Height and weight of urban preschool children in relation to their mothers' educational levels and employment status in Rasht City, northern Iran

Mohsen Maddah, Zahra Mohtasham-Amiri, Arash Rashidi, Majid Karandish
Maternal & Child Nutrition 2007, 3 (1): 52-7
17238935
This study determined the relationship between anthropometric status of 3-5-year-old urban children and theirs mothers' educational levels and employment status in Rasht City, northern Iran. A total of 1319 children (638 girls and 681 boys) at the ages of 3 and 6 years in all day-care centres in Rasht City were studied, using a cross-sectional design. Height and weight of the children were measured, and data on mothers' educational levels, employment status and duration of any breastfeeding were collected. Height for age, weight for age and weight for height of the children were compared with the National Center for Health Statistics (NCHS) reference population of the United States, and z-values <or=-2 were considered as stunted, underweight and wasted, respectively. The data showed that the prevalence of stunting, wasting and underweight were 8.6%, 8.0% and 7.1%, respectively. Our findings indicated that children of both less educated mothers (<5 years of schooling, OR = 2.54; 95% CI: 1.54-4.87) and college-educated mothers (>12 years of schooling, OR = 1.87; 95% CI: 1.08-2.4) had higher relative risk for underweight than children of mothers with an intermediate level of education (5-12 years of schooling).
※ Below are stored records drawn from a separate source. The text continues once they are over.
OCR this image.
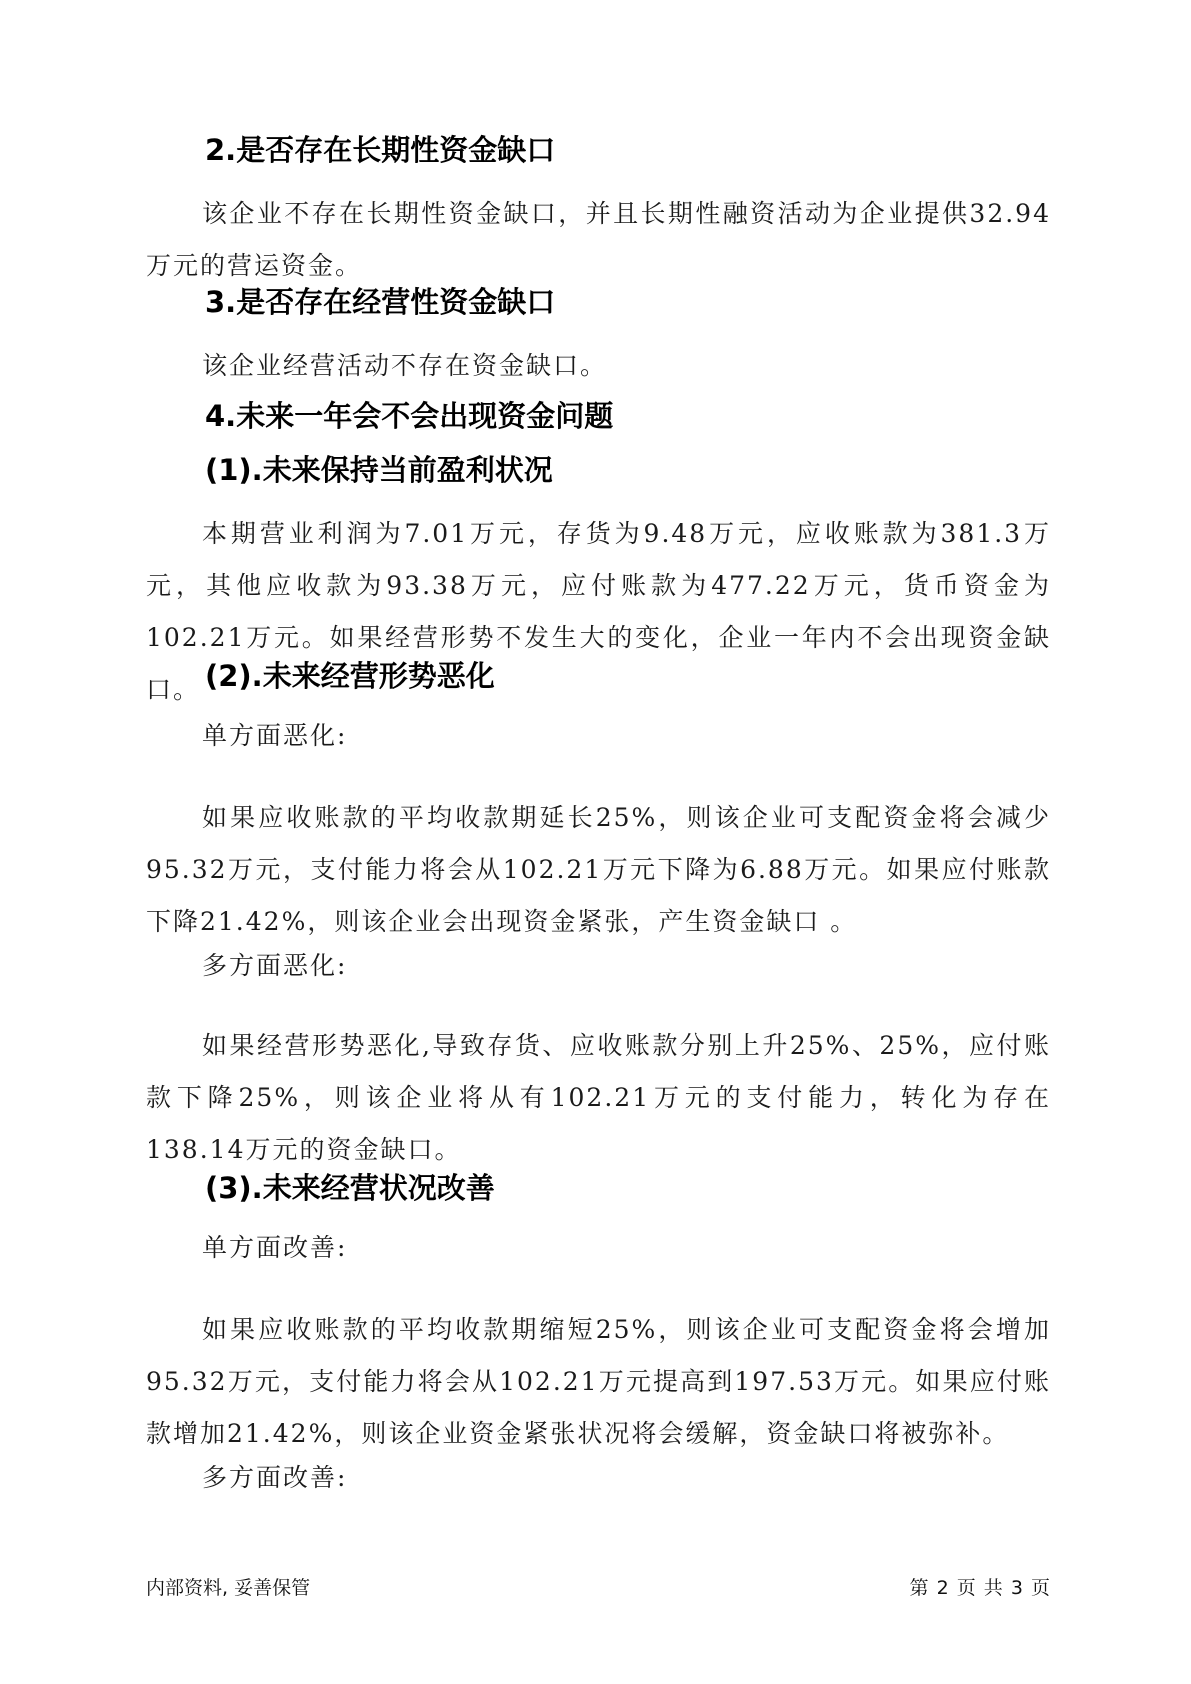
2.是否存在长期性资金缺口

该企业不存在长期性资金缺口，并且长期性融资活动为企业提供32.94万元的营运资金。

3.是否存在经营性资金缺口

该企业经营活动不存在资金缺口。

4.未来一年会不会出现资金问题
(1).未来保持当前盈利状况

本期营业利润为7.01万元，存货为9.48万元，应收账款为381.3万元，其他应收款为93.38万元，应付账款为477.22万元，货币资金为102.21万元。如果经营形势不发生大的变化，企业一年内不会出现资金缺口。 (2).未来经营形势恶化

单方面恶化:

如果应收账款的平均收款期延长25%，则该企业可支配资金将会减少95.32万元，支付能力将会从102.21万元下降为6.88万元。如果应付账款下降21.42%，则该企业会出现资金紧张，产生资金缺口 。

多方面恶化:

如果经营形势恶化,导致存货、应收账款分别上升25%、25%，应付账款下降25%，则该企业将从有102.21万元的支付能力，转化为存在138.14万元的资金缺口。

(3).未来经营状况改善

单方面改善:

如果应收账款的平均收款期缩短25%，则该企业可支配资金将会增加95.32万元，支付能力将会从102.21万元提高到197.53万元。如果应付账款增加21.42%，则该企业资金紧张状况将会缓解，资金缺口将被弥补。

多方面改善:

内部资料, 妥善保管	第 2 页 共 3 页
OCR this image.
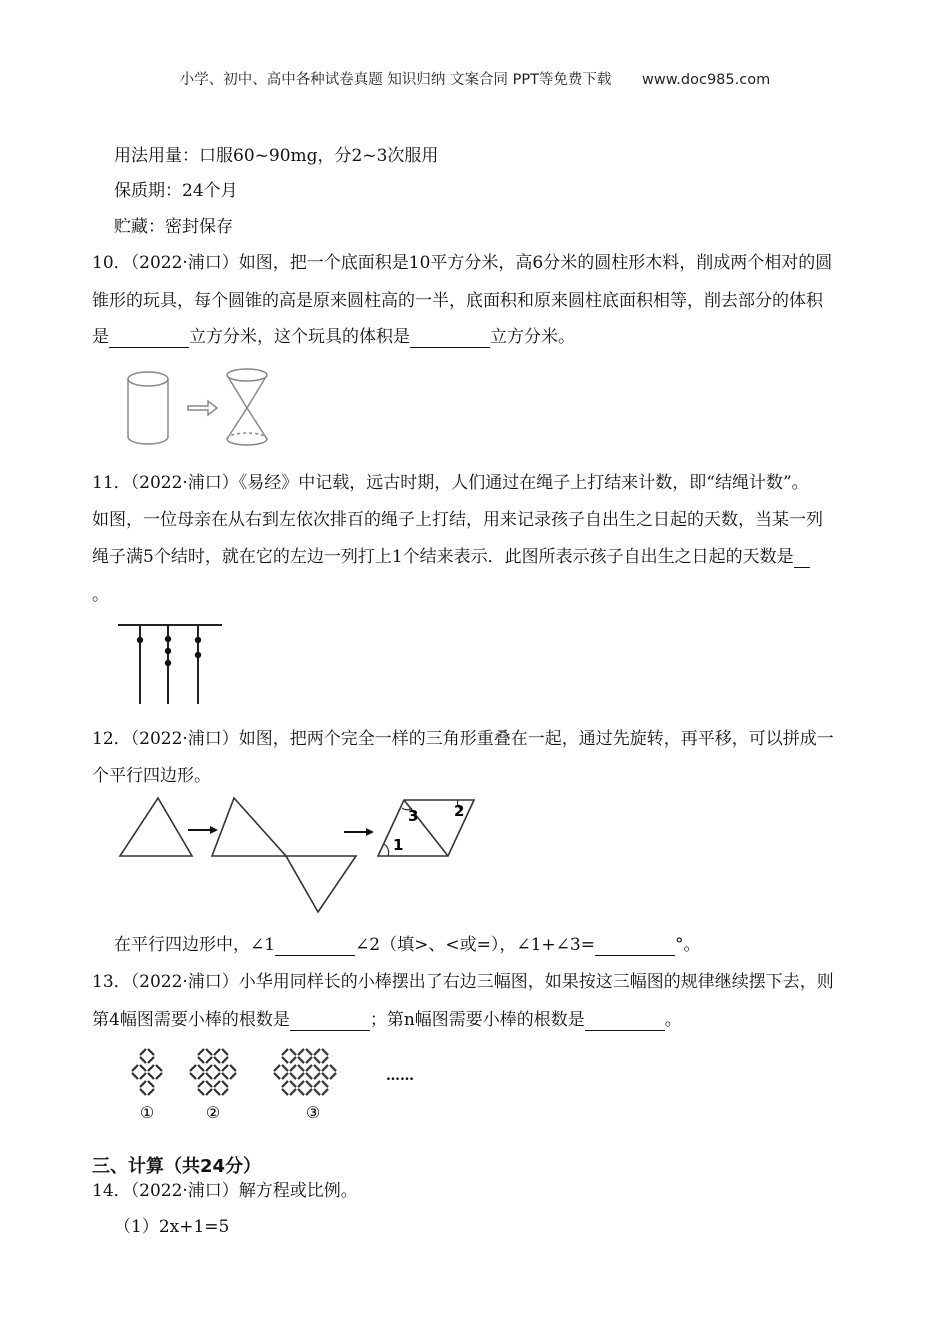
小学、初中、高中各种试卷真题 知识归纳 文案合同 PPT等免费下载 www.doc985.com
用法用量：口服60~90mg，分2~3次服用
保质期：24个月
贮藏：密封保存
10．（2022·浦口）如图，把一个底面积是10平方分米，高6分米的圆柱形木料，削成两个相对的圆
锥形的玩具，每个圆锥的高是原来圆柱高的一半，底面积和原来圆柱底面积相等，削去部分的体积
是	立方分米，这个玩具的体积是	立方分米。
11．（2022·浦口）《易经》中记载，远古时期，人们通过在绳子上打结来计数，即“结绳计数”。
如图，一位母亲在从右到左依次排百的绳子上打结，用来记录孩子自出生之日起的天数，当某一列
绳子满5个结时，就在它的左边一列打上1个结来表示．此图所表示孩子自出生之日起的天数是
。
12．（2022·浦口）如图，把两个完全一样的三角形重叠在一起，通过先旋转，再平移，可以拼成一
个平行四边形。
1
2
3
在平行四边形中，∠1	∠2（填>、<或=），∠1+∠3=	°。
13．（2022·浦口）小华用同样长的小棒摆出了右边三幅图，如果按这三幅图的规律继续摆下去，则
第4幅图需要小棒的根数是	；第n幅图需要小棒的根数是	。
①	②	③
……
三、计算（共24分）
14．（2022·浦口）解方程或比例。
（1）2x+1=5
Children of mothers with college education were also more at risk for development of stunting (OR = 1.41; 95% CI: 1.14-4.22). In addition, children of employed mothers were more likely to be underweight (OR = 1.52; 95% CI: 1.05-2.31), stunted (OR = 2.42; 95% CI: 1.21-6.35) and wasted (OR = 3.35; 95% CI: 1.21-5.58) than children of non-employed mothers. The relative risk for undernutrition was higher in the children of both less and highly educated mothers compared with children of mothers with an intermediate level of education. Mothers' employment was also negatively related to nutritional status of these children in day-care centres in Rasht City.